À 39 ans, Sébastien Lecornu devient l’un des plus jeunes Premiers ministres de la Ve République. Petit-fils de résistant, élu local précoce, ministre à 31 ans, il a su gravir les échelons sans relâche. Depuis trois ans, il tenait la rue Saint-Dominique, poste stratégique où il a piloté le réarmement de la France après l’invasion de l’Ukraine.

La loi de programmation militaire (LPM) 2024-2030, dont il a été l’artisan, engage 413 milliards d’euros sur sept ans, soit une hausse de 40 % par rapport à la précédente. D’ici 2030, le budget de la Défense atteindra 69 milliards d’euros, contre 44 milliards en 2023. Jamais un ministre des Armées n’avait autant marqué son passage.

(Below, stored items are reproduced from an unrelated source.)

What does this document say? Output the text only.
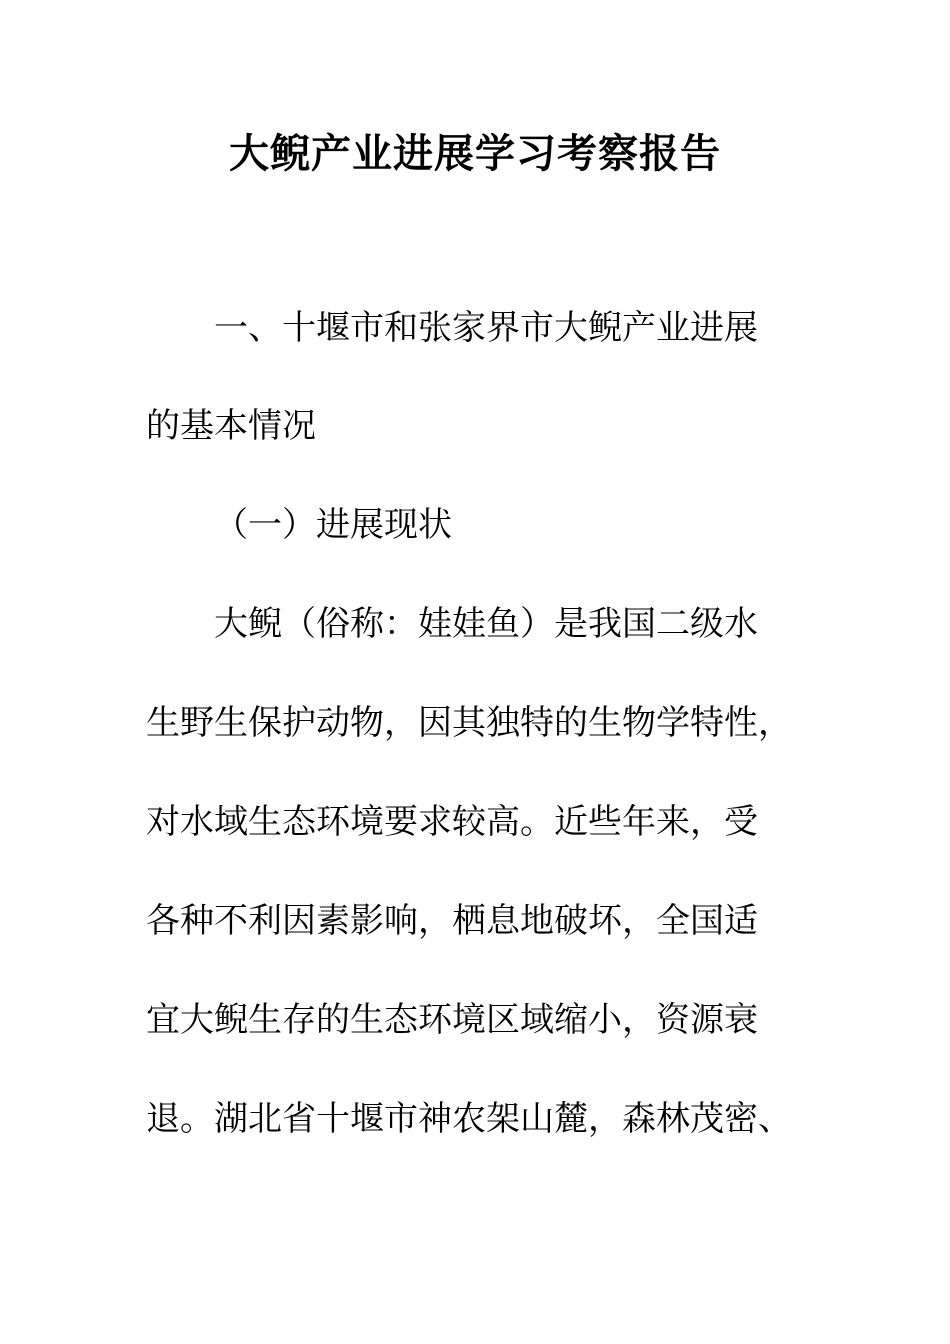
大鲵产业进展学习考察报告
一、十堰市和张家界市大鲵产业进展
的基本情况
（一）进展现状
大鲵（俗称：娃娃鱼）是我国二级水
生野生保护动物，因其独特的生物学特性，
对水域生态环境要求较高。近些年来，受
各种不利因素影响，栖息地破坏，全国适
宜大鲵生存的生态环境区域缩小，资源衰
退。湖北省十堰市神农架山麓，森林茂密、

« L’armée d’abord » : analyse syndicale

Pour Philippe Besset, président de la Fédération des syndicats pharmaceutiques de France (FSPF), la nomination ne surprend pas : « Le président a dit clairement que les menaces géopolitiques sont devenues terribles et qu’il faut absolument augmenter le budget de l’armée. Lecornu est nommé pour sécuriser cette trajectoire. »

Il souligne l’urgence budgétaire : « Sans budget voté d’ici le 31 décembre, les marchés d’équipements militaires ne peuvent être passés. L’orthodoxie budgétaire chère à François Bayrou devient secondaire. » Le patron de la FSPF anticipe aussi un geste politique : « Je ne serais pas surpris qu’on voie disparaître rapidement certains irritants comme les franchises médicales ou la suppression de jours fériés travaillés. »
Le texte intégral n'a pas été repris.